Il tuo rapporto con questa pista com'è?

"Qui nel 2018 ho chiuso in quinta posizione, che non è neanche brutto risultato. Ma ho chiuso molto lontano dai primi tre e devo capire perché è successa una cosa del genere.  Nel test di Brno abbiamo trovato delle belle soluzioni sia per quella pista che plausibilmente per questa, quindi ho fiducia di poter fare bene. Posso dire che non inizieremo il weekend pensando che dobbiamo per forza vincere perché qui abbiamo vinto negli scorsi tre anni. Anzi, loro l’hanno fatto perché io non c’ero!". 

Alcuni la definiscono una pista facile, che non premia il talento.

"Non la definirei una pista facile, perché anche se è vero che ci sono poche curve, è altrettanto vero che devi dare il massimo in ogni singola curva. Ci sono 4 rettilinei e se sbagli qualcosa in curva, perdi molta velocità in ognuno di questi rettilinei. Noi di Ducati abbiamo un’ottima velocità, ma non siamo più veloci dei nostri rivali. Dovremo lottare come sempre, poi qui ci sono anche delle curve che non sono il massimo per me quindi già so che dovremo lavorare forse anche più duramente del solito per sistemare la moto".
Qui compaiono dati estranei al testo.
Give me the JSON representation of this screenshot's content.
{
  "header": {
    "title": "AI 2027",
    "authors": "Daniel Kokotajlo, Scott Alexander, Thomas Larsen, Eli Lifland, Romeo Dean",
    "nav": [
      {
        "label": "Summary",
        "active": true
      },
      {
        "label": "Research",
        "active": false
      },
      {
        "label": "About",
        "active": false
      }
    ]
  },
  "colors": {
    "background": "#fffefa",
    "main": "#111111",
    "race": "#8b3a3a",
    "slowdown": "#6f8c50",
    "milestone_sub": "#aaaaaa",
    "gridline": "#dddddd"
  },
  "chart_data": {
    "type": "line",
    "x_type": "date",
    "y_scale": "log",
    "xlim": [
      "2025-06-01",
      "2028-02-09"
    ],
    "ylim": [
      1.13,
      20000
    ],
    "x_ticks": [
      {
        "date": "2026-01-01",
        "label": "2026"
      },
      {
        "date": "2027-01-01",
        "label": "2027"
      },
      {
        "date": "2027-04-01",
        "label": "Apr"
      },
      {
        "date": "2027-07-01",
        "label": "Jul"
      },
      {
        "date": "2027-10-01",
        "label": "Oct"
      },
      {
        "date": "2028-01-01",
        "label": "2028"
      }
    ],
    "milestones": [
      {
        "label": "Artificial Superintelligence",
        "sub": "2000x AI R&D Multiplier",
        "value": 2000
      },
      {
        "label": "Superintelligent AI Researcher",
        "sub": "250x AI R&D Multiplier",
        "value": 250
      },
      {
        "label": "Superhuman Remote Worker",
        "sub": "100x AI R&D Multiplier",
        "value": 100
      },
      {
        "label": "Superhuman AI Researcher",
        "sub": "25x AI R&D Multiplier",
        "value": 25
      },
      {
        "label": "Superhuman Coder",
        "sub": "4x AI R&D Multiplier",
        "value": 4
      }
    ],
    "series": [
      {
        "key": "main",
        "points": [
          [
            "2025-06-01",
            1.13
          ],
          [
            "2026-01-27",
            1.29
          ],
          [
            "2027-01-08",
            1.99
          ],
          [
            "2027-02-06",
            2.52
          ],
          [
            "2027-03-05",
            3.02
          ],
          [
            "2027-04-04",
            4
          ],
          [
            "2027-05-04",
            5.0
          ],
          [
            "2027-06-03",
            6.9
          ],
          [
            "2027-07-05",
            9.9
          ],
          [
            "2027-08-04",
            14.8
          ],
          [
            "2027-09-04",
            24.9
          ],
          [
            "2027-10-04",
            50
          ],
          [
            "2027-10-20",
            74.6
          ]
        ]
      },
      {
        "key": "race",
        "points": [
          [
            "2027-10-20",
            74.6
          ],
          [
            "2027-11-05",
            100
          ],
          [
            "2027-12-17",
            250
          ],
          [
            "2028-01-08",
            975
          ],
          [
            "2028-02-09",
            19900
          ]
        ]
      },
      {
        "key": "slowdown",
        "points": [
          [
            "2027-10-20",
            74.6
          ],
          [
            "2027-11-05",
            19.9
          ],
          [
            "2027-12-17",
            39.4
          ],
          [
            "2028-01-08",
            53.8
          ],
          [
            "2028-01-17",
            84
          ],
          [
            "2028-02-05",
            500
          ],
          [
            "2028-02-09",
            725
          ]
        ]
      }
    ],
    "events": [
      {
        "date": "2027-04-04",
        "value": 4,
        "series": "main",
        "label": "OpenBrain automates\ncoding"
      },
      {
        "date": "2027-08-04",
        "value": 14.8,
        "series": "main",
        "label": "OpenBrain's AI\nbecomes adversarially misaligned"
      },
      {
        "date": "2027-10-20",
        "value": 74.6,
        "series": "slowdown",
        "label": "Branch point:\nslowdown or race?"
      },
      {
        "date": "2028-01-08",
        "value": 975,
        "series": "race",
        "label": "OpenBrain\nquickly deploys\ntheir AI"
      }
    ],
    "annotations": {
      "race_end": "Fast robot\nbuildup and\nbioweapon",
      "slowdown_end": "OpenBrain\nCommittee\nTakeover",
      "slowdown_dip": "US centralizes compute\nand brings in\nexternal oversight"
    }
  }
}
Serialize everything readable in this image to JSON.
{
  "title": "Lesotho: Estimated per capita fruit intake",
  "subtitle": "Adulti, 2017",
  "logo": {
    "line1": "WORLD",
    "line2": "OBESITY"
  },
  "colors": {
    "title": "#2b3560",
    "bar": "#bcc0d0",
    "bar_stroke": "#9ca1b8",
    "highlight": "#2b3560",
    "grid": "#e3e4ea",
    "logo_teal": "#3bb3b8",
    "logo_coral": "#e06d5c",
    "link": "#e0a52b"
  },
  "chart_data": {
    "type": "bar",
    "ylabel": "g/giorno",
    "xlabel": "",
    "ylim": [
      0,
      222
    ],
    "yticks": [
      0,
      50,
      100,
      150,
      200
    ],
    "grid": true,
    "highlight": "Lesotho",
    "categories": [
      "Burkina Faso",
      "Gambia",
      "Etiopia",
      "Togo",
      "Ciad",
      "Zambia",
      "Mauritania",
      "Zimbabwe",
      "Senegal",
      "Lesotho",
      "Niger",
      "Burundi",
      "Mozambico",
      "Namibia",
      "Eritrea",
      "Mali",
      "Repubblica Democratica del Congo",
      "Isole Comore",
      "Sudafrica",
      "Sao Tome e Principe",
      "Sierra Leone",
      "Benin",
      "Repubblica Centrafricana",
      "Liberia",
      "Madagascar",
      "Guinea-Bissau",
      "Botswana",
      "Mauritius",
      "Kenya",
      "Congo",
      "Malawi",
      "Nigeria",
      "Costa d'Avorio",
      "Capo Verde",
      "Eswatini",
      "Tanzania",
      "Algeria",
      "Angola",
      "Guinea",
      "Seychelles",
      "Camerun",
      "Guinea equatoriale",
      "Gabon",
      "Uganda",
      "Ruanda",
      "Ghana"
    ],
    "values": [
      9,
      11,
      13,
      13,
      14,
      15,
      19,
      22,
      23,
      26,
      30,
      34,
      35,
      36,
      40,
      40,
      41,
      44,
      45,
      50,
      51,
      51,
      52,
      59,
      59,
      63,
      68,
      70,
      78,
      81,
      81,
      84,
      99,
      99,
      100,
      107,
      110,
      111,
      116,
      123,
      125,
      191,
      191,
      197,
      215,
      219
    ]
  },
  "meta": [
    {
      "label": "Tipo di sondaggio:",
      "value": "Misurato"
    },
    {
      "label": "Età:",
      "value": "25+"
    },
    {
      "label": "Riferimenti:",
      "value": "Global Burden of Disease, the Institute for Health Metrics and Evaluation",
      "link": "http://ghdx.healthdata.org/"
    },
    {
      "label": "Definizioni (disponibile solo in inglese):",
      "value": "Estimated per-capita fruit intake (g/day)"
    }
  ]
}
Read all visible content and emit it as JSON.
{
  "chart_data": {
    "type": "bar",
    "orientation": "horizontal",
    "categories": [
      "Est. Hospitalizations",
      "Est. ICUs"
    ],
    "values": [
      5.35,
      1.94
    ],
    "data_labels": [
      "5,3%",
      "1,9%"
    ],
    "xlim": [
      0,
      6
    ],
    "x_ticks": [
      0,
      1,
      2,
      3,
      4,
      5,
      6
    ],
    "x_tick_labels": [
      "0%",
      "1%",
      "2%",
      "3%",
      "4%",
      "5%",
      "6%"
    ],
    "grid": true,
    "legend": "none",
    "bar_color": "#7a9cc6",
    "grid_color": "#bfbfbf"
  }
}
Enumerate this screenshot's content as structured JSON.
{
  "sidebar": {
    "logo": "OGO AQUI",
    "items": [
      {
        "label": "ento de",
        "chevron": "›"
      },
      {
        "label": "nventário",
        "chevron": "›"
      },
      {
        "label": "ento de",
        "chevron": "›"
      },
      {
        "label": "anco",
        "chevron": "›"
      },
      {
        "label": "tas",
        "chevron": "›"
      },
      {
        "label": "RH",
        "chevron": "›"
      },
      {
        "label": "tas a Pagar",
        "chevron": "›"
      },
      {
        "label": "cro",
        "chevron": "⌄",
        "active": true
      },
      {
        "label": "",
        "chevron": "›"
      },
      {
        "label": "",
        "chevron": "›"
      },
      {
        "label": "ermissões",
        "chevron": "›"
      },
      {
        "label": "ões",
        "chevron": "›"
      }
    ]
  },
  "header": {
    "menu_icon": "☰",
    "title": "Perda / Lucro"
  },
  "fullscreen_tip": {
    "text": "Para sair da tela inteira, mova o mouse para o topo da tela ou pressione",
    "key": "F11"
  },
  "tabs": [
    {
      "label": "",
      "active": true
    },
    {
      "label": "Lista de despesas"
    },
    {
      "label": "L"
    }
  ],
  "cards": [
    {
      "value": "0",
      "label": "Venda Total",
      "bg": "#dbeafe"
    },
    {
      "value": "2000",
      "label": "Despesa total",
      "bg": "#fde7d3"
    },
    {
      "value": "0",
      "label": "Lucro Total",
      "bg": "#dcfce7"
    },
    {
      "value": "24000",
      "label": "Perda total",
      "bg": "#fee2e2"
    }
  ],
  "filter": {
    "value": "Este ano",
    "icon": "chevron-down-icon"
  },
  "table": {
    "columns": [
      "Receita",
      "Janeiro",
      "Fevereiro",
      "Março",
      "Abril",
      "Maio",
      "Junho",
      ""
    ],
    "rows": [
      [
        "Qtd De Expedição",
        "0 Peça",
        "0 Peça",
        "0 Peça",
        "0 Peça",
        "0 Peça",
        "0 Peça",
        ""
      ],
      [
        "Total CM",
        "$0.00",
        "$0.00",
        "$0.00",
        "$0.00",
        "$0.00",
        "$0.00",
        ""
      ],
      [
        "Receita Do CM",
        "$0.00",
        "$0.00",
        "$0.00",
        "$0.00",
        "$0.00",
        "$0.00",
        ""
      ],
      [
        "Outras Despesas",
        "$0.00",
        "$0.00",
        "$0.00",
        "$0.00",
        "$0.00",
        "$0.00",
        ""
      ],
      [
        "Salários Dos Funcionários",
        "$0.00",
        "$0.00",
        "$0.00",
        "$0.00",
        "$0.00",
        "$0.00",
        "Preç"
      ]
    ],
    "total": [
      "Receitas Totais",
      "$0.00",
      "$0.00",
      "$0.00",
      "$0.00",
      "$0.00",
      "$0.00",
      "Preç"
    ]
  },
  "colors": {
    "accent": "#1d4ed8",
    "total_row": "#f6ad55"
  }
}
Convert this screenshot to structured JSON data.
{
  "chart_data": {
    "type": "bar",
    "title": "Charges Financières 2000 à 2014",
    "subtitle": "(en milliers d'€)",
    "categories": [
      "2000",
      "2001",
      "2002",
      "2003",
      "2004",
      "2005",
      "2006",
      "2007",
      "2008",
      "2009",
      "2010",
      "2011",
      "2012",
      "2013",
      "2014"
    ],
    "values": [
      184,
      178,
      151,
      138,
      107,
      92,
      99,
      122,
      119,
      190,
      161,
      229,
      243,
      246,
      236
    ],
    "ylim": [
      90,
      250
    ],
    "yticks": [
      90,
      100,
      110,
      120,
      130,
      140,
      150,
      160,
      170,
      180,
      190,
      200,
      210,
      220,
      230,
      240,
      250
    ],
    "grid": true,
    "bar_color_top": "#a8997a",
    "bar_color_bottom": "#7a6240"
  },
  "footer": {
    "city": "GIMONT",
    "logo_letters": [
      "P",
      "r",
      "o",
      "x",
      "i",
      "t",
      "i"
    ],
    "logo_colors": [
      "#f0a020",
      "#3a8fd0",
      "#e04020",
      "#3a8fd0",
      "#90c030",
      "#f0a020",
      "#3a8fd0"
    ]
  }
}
Prima hai accennato a soluzioni trovate a Brno. Di cosa si tratta?

"Nel test di Brno avevamo una lista davvero molto interessante di parti da provare e mi piacerebbe ringraziare i ragazzi in Ducati che hanno continuato a lavorare a Luglio mentre noi siamo andati in vacanza e ci hanno portato tanto materiale a Brno. Andrea ha provato a capire come mai in gara non era stato incisivo al massimo ed abbiamo capito che la giornata persa sabato per la pioggia è stata probabilmente il nostro vero problema. Cambiando alcune cose, abbiamo trovato soluzioni valide sia per l’accelerazione che per la frenata, e sarebbe stato utile avere questo in gara. Almeno le avremo qui, dove questi due aspetti sono fondamentali".